PHILADELPHIA (PA)
Catholics4Change
Guest blog by Gerald T. Slevin, retired lawyer.
After 16 years of Catholic schools, followed by Harvard Law School, where he worked as a law student for Archibald Cox, the Watergate prosecutor, Gerald Slevin practiced law for over three decades at the Wall Street law firms of Sullivan & Cromwell and Cadwalader, Wickersham & Taft.

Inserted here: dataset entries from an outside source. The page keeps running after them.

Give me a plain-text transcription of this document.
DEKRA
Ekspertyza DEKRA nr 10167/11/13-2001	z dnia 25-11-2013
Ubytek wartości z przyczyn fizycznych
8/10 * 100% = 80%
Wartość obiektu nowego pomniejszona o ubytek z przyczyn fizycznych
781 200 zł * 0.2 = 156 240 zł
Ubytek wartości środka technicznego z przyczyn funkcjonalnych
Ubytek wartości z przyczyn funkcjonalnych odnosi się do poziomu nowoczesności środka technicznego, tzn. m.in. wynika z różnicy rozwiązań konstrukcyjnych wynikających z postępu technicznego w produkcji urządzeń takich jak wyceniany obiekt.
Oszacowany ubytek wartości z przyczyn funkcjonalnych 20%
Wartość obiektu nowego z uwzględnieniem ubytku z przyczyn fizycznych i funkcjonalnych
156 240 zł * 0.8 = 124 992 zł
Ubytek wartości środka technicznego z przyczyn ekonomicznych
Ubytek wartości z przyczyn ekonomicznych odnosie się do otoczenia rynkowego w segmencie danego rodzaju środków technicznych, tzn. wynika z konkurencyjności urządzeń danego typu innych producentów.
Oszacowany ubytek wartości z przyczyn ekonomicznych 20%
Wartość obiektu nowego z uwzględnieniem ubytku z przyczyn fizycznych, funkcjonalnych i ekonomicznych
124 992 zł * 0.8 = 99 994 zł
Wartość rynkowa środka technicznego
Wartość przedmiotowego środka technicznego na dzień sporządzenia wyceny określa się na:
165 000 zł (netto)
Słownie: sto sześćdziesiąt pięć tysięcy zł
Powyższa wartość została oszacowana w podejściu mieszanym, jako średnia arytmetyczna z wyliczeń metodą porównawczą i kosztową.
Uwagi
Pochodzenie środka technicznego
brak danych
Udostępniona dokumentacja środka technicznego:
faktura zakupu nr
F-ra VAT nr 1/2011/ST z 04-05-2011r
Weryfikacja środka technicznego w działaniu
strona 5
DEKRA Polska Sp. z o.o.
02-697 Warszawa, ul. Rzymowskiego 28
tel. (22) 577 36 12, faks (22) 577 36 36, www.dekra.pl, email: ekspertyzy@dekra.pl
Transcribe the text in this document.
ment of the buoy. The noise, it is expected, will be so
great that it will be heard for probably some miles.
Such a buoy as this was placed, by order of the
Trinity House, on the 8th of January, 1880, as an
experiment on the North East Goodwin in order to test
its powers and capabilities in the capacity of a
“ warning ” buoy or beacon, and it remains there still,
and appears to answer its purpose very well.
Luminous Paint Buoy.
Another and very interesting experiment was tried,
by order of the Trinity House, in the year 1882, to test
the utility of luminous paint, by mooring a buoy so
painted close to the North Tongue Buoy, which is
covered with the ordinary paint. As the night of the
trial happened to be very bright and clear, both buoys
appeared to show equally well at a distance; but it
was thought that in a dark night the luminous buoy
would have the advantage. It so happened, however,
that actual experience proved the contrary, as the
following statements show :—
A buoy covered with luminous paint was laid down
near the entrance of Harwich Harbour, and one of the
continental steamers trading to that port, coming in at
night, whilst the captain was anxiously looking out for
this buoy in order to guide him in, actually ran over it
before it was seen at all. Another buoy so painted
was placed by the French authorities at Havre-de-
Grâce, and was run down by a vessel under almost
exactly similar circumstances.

Barely twelve months ago, the Philadelphia Archdiocese’s Cardinal Rigali emphatically, but artfully, denied he had any active priest with “admitted or established ” allegations of child sexual abuse. This misleading statement was in the face of (1) the second devastating Philadelphia grand jury report on his watch describing a widespread priest pedophile conspiracy, and (2) the multiple criminal indictment of the former top priest personnel chief for the Archdiocese.

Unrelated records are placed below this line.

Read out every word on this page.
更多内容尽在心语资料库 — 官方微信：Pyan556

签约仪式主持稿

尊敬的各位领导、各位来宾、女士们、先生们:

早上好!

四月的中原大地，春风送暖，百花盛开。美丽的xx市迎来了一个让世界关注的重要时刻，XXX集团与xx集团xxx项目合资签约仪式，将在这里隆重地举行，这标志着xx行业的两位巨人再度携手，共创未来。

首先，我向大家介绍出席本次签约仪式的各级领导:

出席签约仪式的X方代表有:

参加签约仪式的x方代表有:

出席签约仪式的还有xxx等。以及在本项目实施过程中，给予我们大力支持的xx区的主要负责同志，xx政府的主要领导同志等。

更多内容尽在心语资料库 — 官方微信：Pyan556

By Spring, Cardinal Rigali, under intense public scrutiny, reversed himself by suspending 21 priests on suspicion of abuse. Their fates still remain mainly unknown.
By Summer, the Cardinal’s Child Abuse Review Board lay chairwoman was accusing him of materially misleading her about priests suspected of child abuse.
By Fall, the pope apparently declined to give Rigali more time in Philadelphia by accepting his resignation and replacing him with Archbishop Chaput. Archbishop Chaput promptly threw a private party for Philadelphia priests, where he led the cheers for the indicted priest personnel chief and several of the suspended priests present at the party.